# Output 720 or 1080



## jdick2 (Feb 16, 2010)

I have a 720 plasma, which I know converts to 768. Here is where my uestion comes into play, Do I output 720 or 1080 from my sources? I have a panny TH-50P77U and I am using a 360, PS3, and a Toshiba A35.


Thanks

John


----------



## tonyvdb (Sep 5, 2007)

This is a try and see approach, it will depend on how well your display handles converting the 1080i or 720p signal to its native resolution. try both playing the same video and see what looks better.


----------



## hayvansurat (Feb 23, 2010)

try 1080


----------



## lcaillo (May 2, 2006)

As Tony said, you have to try and see. What may be more important than resolution is whether the source starts as a progressive or interlaced signal, and whether it is film based or not. If progressive, the output at 1080 has to interlace it, unless it is 1080p. Then the set has to deinterlace it. Interlace artifacts are often greater than scaling artifacts. If the interlace or de-interlacing, or pull-down in one unit is significantly better than the other, that may determine which combination of resolutions is best.


----------



## palette (Mar 1, 2010)

lcaillo said:


> As Tony said, you have to try and see. What may be more important than resolution is whether the source starts as a progressive or interlaced signal, and whether it is film based or not. If progressive, the output at 1080 has to interlace it, unless it is 1080p. Then the set has to deinterlace it. Interlace artifacts are often greater than scaling artifacts. If the interlace or de-interlacing, or pull-down in one unit is significantly better than the other, that may determine which combination of resolutions is best.

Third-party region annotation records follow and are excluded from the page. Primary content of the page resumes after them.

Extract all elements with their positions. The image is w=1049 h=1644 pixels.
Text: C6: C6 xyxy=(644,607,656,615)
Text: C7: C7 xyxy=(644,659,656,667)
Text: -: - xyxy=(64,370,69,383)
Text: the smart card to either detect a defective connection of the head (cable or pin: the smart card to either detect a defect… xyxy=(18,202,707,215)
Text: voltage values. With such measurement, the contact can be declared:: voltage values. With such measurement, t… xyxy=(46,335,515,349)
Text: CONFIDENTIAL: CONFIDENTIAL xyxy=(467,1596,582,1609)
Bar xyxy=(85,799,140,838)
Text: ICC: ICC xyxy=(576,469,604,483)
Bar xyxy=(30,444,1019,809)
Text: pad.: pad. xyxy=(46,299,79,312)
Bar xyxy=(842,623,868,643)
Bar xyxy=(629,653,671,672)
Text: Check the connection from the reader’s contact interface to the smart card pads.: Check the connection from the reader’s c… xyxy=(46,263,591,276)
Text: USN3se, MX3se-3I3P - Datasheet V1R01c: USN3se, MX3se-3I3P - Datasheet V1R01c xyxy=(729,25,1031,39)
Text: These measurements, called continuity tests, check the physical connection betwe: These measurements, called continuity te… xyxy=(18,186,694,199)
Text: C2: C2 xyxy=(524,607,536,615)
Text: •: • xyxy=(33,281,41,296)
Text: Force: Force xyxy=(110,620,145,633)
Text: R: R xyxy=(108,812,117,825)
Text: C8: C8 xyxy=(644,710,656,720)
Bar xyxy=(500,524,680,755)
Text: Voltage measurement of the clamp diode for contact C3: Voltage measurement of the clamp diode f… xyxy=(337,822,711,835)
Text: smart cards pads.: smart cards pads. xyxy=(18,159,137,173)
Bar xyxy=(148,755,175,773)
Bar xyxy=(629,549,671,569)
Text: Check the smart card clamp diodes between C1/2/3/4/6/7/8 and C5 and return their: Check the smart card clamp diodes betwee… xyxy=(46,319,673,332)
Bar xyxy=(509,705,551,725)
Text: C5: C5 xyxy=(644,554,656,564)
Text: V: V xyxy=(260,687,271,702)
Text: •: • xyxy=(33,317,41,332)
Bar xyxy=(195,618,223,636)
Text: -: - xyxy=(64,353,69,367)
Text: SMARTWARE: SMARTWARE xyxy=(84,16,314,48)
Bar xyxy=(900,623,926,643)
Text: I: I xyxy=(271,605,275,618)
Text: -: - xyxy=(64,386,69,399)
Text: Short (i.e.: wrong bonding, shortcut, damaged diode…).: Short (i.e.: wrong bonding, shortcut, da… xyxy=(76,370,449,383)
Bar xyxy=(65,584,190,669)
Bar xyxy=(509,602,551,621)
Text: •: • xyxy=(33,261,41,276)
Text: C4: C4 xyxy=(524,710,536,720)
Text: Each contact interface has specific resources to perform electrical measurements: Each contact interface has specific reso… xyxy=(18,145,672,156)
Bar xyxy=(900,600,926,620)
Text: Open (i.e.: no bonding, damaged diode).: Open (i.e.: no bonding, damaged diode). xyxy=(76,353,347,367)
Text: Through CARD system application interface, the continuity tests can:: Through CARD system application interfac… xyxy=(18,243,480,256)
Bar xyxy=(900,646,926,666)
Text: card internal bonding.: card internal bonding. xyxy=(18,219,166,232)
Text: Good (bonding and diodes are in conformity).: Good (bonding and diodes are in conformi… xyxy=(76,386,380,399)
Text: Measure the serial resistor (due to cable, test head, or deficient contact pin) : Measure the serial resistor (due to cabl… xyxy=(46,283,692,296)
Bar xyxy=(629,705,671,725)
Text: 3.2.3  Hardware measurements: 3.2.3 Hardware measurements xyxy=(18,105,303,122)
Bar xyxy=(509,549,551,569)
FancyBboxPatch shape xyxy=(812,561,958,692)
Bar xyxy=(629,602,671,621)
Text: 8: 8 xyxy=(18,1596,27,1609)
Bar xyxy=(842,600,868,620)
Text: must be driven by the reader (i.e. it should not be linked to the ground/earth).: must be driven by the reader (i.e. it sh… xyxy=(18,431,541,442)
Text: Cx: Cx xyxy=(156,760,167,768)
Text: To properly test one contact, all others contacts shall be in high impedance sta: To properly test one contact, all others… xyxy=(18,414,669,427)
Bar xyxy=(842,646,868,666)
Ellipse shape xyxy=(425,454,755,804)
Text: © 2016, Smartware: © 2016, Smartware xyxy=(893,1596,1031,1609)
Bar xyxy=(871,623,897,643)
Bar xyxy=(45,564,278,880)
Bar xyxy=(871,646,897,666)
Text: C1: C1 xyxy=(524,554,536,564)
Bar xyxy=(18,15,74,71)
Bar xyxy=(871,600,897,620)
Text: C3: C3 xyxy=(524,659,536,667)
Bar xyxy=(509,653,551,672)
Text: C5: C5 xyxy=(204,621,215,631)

Will it depend on the TV as well? I have a Samsung DLP and it is so hard to tell 720-1080


----------



## lcaillo (May 2, 2006)

Yes, it depends on the display as well as the other devices. It really is hard to make assumptions these days about where one may get the best results with these kinds of combinations of processing.


----------



## ironglen (Mar 4, 2009)

Interesting. My 720p panasonic seems to display better for ota hd antenna and blu-ray in 1080i, so I'm using that.


----------



## Darius2010 (Dec 29, 2008)

My suggestion is to output only what the monitor will display. Otherwise, time is spent on conversion. For example, if DirecTV is outputting 1080i/p and the display is 720p, the display has to convert the signal. If you set the DirecTV box to output 720, the conversion is done before the audio and video signals are sent to the receiver and display. No potential lip sync issues.


----------



## lcaillo (May 2, 2006)

Perhaps you mean only the native resolution of the display, Darius2010? Nearly all sets will display most resolutions. 

The point that this advice misses is that sometimes the STB does a poorer job of conversion than the display. Certainly, timing issues may arise, but the bigger issue is usually that there is a small delay in changing channels when the format changes at the set. STBs are usually faster in that regard.


----------



## Darius2010 (Dec 29, 2008)

lcaillo said:


> Perhaps you mean only the native resolution of the display, Darius2010?


 Yup, exactly! 1280x720 or 1366x768


----------



## lcaillo (May 2, 2006)

So suppose you have a 768 or 1080p display. What do you set the output for? Most STBs do not have these settings.


----------



## Darius2010 (Dec 29, 2008)

Not sure how it works on Scientific Atlantic boxes but my Motorola box from a couple years ago had an option to select the output. Here's a shot of my DirecTV box. This photo was taken a few minutes ago from my cell so its not crystal clear: 











I have the signal from the STB sending 1080i/p to the receiver, then 1080p from the receiver to the LCD. I had it on NATIVE but the channel flipping was turtle-slow.


----------



## lcaillo (May 2, 2006)

Most do not have a 1080p option yet, and none that I have seen have a 768 option. Native or pass through often yields the best image with the least artifacts, but as noted above may slow down the channel scanning. In most cases, you simply have to try to see what you get. The only real answer is "it depends." You simply cannot generallize effectively on this one.


----------



## Darius2010 (Dec 29, 2008)

lcaillo said:


> The only real answer is "it depends."


:T Yup.


----------